Enchanted Lion Books, 9781592701469, 256pp.
Publication Date: June 3, 2014
About the Author
Conversation Starters from ReadingGroupChoices.com
1. The three parts of the book have distinct tones and purpose, but the multiple layers and time periods eventually connect. Why do you think the author chose to structure the book this way? How did it affect how you read the book?
2. One of the father’s mottos is “First believe, then see.” How do you see that applying to the overall story, and your own reading experience?
3. Fing is not an omniscient narrator since she learns the stories one by one from Oma Mei. Did you feel more connected to Fing because you were figuring out the story at the same time?
4. Who, or what, do you consider the main character? Why?
5. Nine Open Arms becomes a symbol for the many themes running throughout the book: displacement, determination, loss, love, and hope. Which characters in the book experience these emotions most strongly?
6. This book includes a “tragical tragedy,” historical fiction, mystery, magical realism, humor, intricate plots, and a love story. If you were to describe the type of book it is to a friend, what would you call it? Where should it be located in a bookstore?
7. The author and translator provide a translator’s note, a character list, a slang word list, a map, and a contents page. Did these additional pieces inform how you read the book? Did you find yourself referencing them often? Do they relate thematically to the interwoven narrative?

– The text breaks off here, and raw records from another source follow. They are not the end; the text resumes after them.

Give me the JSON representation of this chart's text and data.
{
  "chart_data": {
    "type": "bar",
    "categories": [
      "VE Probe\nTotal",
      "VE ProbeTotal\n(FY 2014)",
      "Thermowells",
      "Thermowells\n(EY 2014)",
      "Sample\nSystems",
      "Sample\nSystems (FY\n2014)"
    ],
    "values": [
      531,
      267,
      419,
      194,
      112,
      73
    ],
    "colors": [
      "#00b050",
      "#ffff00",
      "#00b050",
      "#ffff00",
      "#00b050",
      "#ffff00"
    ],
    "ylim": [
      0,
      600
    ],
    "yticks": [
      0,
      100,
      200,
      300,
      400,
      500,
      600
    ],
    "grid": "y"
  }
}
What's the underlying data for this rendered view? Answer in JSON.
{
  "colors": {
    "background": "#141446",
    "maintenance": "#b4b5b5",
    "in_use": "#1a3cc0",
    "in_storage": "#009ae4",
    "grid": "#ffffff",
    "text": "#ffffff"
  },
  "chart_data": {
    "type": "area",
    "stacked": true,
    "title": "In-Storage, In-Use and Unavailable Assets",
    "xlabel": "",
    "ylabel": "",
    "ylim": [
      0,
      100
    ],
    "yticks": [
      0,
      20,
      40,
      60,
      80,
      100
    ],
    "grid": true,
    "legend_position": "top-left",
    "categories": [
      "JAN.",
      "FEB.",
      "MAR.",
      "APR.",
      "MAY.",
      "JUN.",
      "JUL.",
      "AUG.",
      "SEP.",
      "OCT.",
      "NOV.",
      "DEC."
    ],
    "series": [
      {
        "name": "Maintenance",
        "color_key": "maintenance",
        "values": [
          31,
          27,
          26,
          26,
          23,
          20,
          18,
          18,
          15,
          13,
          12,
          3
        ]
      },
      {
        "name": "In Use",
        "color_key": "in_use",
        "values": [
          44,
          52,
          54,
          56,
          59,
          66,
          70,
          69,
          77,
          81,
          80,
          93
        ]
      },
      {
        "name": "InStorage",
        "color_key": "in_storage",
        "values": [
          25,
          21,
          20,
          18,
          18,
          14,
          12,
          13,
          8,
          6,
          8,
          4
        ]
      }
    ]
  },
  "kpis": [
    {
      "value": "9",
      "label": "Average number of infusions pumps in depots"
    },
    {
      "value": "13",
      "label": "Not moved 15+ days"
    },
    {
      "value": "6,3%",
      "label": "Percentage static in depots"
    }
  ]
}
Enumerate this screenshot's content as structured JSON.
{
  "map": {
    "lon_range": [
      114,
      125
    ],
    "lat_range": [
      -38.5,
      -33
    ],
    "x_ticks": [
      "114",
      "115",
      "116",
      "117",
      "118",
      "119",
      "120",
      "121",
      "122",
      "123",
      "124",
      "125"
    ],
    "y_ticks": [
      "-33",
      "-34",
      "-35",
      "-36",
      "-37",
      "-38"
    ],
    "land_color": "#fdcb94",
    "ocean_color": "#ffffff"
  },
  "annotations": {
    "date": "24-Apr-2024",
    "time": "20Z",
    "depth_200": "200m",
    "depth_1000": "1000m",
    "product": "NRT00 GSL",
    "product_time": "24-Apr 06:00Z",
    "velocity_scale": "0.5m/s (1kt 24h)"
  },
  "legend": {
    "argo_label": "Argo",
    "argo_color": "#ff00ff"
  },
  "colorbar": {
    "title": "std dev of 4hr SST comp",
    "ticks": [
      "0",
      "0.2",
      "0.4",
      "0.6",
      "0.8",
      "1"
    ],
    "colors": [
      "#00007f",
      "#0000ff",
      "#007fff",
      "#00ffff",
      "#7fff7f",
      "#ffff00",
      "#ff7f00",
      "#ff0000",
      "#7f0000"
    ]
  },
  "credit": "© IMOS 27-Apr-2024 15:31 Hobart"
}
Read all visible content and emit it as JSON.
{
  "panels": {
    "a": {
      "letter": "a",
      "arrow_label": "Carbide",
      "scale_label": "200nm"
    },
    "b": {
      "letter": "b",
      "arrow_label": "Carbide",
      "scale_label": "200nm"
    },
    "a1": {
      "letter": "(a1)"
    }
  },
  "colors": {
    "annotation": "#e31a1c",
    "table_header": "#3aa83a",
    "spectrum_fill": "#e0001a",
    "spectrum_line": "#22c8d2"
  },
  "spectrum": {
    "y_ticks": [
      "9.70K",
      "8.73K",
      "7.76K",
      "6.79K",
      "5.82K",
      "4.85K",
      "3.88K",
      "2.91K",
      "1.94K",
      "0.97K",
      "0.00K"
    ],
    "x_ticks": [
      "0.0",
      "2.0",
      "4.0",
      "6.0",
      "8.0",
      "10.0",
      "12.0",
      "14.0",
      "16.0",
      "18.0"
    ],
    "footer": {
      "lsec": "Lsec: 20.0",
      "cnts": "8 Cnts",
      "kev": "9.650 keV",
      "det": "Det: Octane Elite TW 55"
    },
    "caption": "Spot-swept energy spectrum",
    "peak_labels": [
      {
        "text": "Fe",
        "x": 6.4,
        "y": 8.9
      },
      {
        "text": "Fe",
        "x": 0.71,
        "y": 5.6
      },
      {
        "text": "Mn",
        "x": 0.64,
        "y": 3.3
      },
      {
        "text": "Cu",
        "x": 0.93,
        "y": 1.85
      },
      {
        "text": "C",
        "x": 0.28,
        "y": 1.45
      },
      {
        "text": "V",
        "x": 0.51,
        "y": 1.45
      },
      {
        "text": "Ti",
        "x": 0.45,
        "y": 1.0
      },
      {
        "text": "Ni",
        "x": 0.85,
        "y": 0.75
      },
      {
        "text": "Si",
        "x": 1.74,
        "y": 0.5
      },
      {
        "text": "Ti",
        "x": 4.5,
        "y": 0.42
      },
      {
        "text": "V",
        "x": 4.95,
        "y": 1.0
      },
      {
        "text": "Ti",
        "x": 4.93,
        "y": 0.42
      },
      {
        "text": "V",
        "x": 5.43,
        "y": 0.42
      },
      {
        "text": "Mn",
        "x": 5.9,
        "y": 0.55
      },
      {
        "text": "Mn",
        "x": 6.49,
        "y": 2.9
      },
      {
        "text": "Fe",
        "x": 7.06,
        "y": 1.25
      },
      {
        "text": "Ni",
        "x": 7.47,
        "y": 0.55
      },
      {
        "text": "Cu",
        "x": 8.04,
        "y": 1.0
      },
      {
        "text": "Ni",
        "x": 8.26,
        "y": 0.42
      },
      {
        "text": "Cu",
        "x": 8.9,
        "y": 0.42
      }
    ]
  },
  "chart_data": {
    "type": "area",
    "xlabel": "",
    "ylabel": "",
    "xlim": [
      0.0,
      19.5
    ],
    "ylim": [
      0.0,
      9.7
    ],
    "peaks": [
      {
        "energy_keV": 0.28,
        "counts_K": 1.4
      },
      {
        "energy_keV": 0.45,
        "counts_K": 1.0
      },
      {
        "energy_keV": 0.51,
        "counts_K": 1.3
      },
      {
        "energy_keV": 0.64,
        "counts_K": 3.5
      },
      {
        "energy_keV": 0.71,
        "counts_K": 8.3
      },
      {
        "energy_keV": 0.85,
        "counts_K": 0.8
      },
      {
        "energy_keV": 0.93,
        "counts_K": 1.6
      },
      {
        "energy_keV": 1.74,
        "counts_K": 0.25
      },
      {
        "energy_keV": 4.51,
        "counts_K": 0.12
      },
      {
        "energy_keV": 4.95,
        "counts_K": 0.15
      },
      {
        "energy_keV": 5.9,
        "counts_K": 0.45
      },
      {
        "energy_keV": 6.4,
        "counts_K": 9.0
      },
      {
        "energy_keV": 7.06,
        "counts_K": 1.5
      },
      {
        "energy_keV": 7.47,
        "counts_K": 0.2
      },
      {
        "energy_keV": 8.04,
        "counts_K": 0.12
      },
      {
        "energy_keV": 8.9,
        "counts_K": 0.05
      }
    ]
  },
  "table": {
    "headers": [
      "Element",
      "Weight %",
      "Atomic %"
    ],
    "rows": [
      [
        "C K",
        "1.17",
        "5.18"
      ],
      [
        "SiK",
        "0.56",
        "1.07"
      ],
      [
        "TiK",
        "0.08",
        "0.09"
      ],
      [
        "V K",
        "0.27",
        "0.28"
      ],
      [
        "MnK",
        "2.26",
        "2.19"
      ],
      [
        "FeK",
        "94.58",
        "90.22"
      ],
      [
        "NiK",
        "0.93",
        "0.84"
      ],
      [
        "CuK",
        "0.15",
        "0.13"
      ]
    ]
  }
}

8. At the end of the book, what are the strongest characteristics of the family members? What does Fing come to understand about her family?
9. What do you think will come next for these characters? Consider the time period. Could WWII affect this somewhat magical folkloric world? What has the narrative thread about the travelers already taught us about “otherness” in Europe at this time?
10. Did knowing the book was a translation effect how you read the book? Or, if you did not realize it was a translation, does it change how you think back to it now?